MediaTek Security Update – Patch for Multiple Vulnerabilities Across Chipsets

Cybersecurity

MediaTek has released a critical security bulletin addressing multiple vulnerabilities in its modem chipsets. Device OEMs are advised to implement updates without delay.

The bulletin, released two months following confidential notification to OEMs, confirms no known exploits have been detected in the wild.

Key Highlights

• MediaTek has patched high- and medium-severity vulnerabilities in modem and firmware components across over 60 chipsets.
• OEMs received fixes in July. It is crucial to update Modem NR and BSP now.
• No exploitation has been observed.

High-Severity Out-of-Bounds Vulnerabilities

Three high-severity vulnerabilities, rated under the Common Vulnerability Scoring System version 3.1 (CVSS v3.1), affect the Modem firmware on numerous MediaTek chipsets.

CVE-2025-20708: This out-of-bounds write vulnerability (CWE-787) in the Modem’s buffer validation allows remote privilege escalation when a user equipment connects to a rogue base station. No user interaction is required to exploit the vulnerability.
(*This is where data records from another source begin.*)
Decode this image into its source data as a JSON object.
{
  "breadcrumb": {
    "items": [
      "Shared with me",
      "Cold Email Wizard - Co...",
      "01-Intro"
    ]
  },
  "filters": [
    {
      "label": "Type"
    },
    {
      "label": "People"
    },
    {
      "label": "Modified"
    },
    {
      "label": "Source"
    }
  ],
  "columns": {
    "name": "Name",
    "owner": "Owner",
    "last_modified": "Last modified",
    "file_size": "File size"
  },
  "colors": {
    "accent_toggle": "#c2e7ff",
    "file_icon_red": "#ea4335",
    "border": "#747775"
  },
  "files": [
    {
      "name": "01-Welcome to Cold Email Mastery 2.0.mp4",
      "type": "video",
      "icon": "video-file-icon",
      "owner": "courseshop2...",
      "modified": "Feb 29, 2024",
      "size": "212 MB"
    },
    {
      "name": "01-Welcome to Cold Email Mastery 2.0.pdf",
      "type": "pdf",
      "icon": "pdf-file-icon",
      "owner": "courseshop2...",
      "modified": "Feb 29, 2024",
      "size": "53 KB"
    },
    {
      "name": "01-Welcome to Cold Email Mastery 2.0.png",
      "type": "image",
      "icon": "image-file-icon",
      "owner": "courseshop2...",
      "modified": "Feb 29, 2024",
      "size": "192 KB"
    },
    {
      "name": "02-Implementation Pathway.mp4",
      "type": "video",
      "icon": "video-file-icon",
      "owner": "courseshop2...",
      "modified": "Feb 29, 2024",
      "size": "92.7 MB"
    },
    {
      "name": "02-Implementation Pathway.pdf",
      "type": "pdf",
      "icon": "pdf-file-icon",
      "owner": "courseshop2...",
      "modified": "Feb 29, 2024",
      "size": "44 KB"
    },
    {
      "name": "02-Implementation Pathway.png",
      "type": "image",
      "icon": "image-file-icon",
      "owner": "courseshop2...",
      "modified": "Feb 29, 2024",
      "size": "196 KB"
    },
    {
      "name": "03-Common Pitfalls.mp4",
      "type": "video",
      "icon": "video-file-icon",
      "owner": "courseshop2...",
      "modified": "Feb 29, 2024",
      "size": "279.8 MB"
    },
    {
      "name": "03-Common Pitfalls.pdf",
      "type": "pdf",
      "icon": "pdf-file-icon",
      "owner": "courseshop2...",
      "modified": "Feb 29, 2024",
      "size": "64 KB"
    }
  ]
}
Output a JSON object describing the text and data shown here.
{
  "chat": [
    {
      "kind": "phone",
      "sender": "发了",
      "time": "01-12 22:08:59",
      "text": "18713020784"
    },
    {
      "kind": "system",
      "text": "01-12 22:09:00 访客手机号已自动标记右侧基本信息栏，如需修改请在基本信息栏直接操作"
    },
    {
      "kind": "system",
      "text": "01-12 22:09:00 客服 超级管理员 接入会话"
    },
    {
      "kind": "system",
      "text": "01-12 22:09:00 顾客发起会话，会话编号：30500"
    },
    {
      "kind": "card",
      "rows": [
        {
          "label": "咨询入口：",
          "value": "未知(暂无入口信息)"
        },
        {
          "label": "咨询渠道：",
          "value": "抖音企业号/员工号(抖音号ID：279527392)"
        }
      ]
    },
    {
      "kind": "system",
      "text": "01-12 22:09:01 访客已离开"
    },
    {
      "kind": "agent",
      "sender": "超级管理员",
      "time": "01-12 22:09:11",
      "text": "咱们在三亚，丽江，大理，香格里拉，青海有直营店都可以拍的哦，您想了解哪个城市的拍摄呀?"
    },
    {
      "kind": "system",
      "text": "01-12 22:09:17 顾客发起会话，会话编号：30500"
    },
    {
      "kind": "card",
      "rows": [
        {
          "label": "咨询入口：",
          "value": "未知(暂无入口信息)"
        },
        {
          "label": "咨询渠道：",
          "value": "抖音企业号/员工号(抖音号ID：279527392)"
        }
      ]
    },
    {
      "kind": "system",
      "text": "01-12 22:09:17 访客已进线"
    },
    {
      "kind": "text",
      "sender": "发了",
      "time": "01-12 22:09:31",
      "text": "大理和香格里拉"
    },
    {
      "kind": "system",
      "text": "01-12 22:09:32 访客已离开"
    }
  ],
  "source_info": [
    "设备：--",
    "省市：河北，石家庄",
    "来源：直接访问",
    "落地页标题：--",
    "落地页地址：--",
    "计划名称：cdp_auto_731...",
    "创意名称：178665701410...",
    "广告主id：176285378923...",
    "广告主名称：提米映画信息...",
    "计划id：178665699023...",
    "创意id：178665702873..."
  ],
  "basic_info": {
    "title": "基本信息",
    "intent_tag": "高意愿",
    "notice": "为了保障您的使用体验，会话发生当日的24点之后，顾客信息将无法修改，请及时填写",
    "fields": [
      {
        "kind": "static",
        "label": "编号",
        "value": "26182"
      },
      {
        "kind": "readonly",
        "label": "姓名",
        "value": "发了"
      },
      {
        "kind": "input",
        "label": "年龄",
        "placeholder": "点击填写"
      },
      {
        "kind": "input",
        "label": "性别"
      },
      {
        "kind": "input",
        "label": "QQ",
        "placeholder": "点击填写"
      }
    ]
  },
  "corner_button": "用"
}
Affected chipsets include MT6813, MT6833, MT6855, MT8873, MT8893, and over 60 additional models running Modem NR15–NR17R software versions.
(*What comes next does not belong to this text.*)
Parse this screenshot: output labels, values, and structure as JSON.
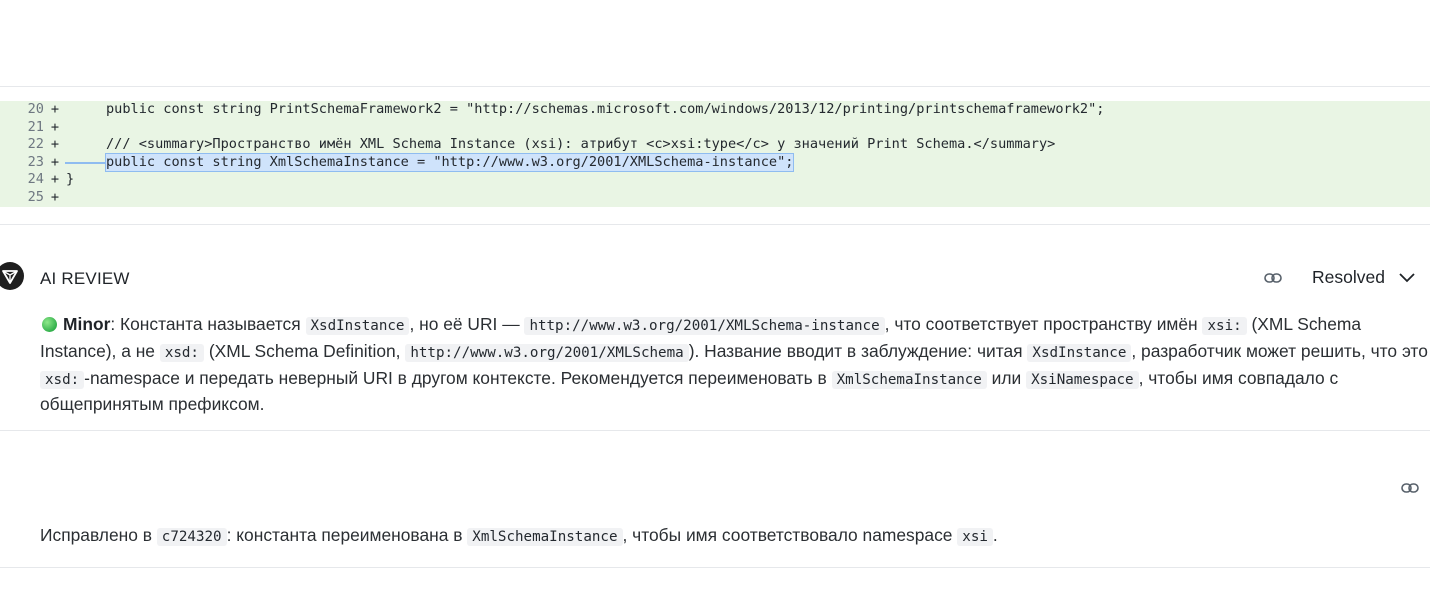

CVE-2025-20703: An out-of-bounds read vulnerability (CWE-125) in the Modem component can cause remote denial-of-service under similar conditions without user interaction. Impacted chipsets include MT2735, MT6789, MT6893, MT8678, MT8791T, MT8883, among others, all using NR15–NR17R releases.

CVE-2025-20704: Another out-of-bounds write vulnerability (CWE-787) due to a missing bounds check can lead to remote privilege escalation but requires user interaction for exploitation. This flaw targets specific chipsets: MT6835T, MT6899, MT6991, MT8676, MT8792, and others running Modem NR17 and NR17R builds.
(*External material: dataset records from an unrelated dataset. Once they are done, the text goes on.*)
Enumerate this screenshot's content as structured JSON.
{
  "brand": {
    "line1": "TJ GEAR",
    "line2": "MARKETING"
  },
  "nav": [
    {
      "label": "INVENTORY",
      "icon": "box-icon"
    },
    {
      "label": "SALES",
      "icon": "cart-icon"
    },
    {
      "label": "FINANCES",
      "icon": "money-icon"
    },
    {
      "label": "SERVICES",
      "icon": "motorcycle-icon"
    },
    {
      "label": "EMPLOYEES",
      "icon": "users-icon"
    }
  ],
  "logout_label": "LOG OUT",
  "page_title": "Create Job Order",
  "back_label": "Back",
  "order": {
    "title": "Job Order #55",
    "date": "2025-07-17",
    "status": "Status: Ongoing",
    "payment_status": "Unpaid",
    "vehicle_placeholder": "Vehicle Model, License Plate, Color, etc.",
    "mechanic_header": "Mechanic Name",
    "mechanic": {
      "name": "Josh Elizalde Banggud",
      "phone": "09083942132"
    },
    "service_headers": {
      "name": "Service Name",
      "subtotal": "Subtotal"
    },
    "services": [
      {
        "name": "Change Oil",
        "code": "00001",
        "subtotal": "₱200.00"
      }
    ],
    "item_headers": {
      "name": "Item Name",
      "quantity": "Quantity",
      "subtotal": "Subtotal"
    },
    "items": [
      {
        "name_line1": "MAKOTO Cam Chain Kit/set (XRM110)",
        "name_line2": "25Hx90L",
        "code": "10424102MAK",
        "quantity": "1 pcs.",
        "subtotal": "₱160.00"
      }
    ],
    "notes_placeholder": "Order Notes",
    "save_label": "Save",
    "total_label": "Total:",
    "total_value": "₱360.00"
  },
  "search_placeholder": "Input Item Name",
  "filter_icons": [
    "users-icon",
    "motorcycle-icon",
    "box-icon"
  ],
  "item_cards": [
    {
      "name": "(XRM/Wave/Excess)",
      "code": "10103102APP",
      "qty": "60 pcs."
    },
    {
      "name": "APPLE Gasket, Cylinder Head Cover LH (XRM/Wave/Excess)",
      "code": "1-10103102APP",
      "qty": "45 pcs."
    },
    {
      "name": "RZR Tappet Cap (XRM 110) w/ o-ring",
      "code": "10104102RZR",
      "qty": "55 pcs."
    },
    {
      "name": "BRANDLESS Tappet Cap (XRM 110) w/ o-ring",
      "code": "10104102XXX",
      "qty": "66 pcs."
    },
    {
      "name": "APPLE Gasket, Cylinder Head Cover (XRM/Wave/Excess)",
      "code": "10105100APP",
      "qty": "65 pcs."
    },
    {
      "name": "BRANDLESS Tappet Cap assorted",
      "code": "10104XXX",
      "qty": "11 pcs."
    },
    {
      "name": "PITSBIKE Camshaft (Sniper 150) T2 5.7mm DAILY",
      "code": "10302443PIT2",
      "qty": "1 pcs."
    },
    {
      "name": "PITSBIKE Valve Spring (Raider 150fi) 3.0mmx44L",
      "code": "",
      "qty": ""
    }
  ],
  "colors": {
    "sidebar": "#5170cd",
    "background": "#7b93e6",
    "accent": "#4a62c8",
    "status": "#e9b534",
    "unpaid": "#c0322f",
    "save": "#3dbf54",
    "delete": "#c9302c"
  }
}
Medium-Severity Memory Corruption Vulnerabilities

Three medium-severity use-after-free vulnerabilities (CWE-416) are identified in the monitor_hang, mbrain, and geniezone modules of the chipset firmware:

CVE-2025-20705 (monitor_hang uaf): This use-after-free issue can enable local privilege escalation for attackers with existing System privileges. A wide range of chipsets from MT2718 to MT8796 across Android 13–16, OpenWRT 19.07/21.02, and Yocto 2.6 releases are affected.

CVE-2025-20706 (mbrain uaf): Similar memory corruption in the mbrain task scheduler on MT6899, MT6989, MT6991, MT8676, and MT8678 running Android 14–15 may result in local code execution.

CVE-2025-20707 (geniezone uaf): A vulnerability in the geniezone service can cause memory corruption under local privilege conditions on MT2718, MT6853, MT8792, MT8883, and other models across Android 13–15.

These vulnerabilities, except for CVE-2025-20704, were discovered through external security research. The identified vulnerabilities have been communicated to OEM partners since July, with final firmware updates incorporating these fixes now being rolled out. MediaTek advises integrators to upgrade Modem NR and Android BSP versions to mitigate risks.